The need to adopt innovative and sustainable fiscal solutions due to the increase in Public Debt in the Eurozone was underlined by the governor of the Bank of Greece, Giannis Stournaras, opening the work of the Conference with the theme “Public debt: lessons of the past, challenges of the future”.

As he pointed out, Europe is currently at a crossroads, faced with increased levels of debt due to successive recent crises, such as the global financial crisis of 2008, the public debt crisis of 2010-13, the pandemic, but also the energy crisis that caused by the war in Ukraine.

Consequently the challenge it faces today requires “constant vigilance and adaptability. In the event that debt levels lead to increasing vulnerabilities, the need for innovative and sustainable fiscal solutions will be more pressing than ever,” he said. He added that the decisions we take today will determine not only the financial stability of Europe, but also the well-being of future generations. Striking the right balance between promoting growth, ensuring fiscal sustainability and protecting the long-term interests of our societies is not an easy task, but it is a matter of collective responsibility.

In his intervention, the Governor of the Bank referred to the lessons learned from the recent debt crisis in the Eurozone. In summary, these concern:

a. The importance of stricter fiscal surveillance and the need for reliable enforcement mechanisms, with the establishment of the Fiscal Compact and the creation of the European Stability Mechanism (ESM).

b. The high price that Greece was forced to pay due to the imposition of overly restrictive fiscal measures. Therefore, a more flexible approach to fiscal policy is required which could have mitigated the intensity of the crisis.

c. National ownership of fiscal adjustment efforts is critical to the success and sustainability of fiscal reforms.

d. Adopting the so-called stochastic debt sustainability analysis, as debt sustainability is not only about reducing debt ratios, but must also ensure that debt levels remain manageable under different economic conditions.

e. The need to adopt flexibility in servicing the debt.

f. The adoption of a coordination framework for the supervision of the financial sector with the creation of the Single Supervisory Mechanism SSM.

g. The need to develop macro-preventive policies that will include tools designed to address systemic risks.

or. The need to ensure high capital adequacy for banks.

Th. The weakening of the vicious circle of state banks.

After the speech of Mr. Stournara was followed by the keynote address by Barry Eichengreen, Professor of Economics and Political Science at the University of California, Berkeley.

Two sessions will then take place: the first on “Long-Term Perspectives and Parallels” and the second on “Recent Experiences and Prospects”.

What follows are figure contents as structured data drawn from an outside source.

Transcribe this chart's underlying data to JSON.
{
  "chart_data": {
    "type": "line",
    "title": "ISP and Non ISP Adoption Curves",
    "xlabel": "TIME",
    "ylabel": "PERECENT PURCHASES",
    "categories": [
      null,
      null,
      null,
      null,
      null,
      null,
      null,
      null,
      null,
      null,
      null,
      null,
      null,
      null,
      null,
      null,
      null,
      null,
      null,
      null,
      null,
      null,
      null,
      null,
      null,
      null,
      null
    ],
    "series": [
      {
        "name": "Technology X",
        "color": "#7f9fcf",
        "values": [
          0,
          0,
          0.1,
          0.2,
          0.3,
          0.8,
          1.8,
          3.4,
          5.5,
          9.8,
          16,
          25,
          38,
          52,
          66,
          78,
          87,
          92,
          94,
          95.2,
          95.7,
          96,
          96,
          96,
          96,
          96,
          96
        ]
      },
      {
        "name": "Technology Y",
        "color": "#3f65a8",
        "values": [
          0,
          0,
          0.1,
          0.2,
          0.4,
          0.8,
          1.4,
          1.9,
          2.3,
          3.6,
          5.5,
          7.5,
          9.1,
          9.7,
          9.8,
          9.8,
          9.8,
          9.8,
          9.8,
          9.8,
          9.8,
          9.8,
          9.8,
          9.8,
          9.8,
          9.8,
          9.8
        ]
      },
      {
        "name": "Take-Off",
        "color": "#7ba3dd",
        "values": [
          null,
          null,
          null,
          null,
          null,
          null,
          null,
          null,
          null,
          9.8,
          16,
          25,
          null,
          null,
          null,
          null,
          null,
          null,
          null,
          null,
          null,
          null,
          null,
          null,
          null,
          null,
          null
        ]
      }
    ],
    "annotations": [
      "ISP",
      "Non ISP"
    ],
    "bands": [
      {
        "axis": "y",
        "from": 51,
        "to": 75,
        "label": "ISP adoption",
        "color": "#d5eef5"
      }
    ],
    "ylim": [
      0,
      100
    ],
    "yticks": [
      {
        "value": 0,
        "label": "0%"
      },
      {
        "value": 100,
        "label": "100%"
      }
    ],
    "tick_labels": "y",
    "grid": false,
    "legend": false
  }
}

The conference will conclude with two round table discussions. The first is dedicated to the interaction between debt and monetary policy and will include Mr. Stournara, the member of the Executive Committee of the European Central Bank Philip R. Lane and the former Governor of the Bank of Spain Pablo Hernández de Cos. In the second, Mr. Stournaras, the Minister of National Economy and Finance Kostis Hatzidakis and the Director General of the Foundation for Economic and Industrial Research (IOBE) Nikos Vettas will discuss the prospects of the Greek economy.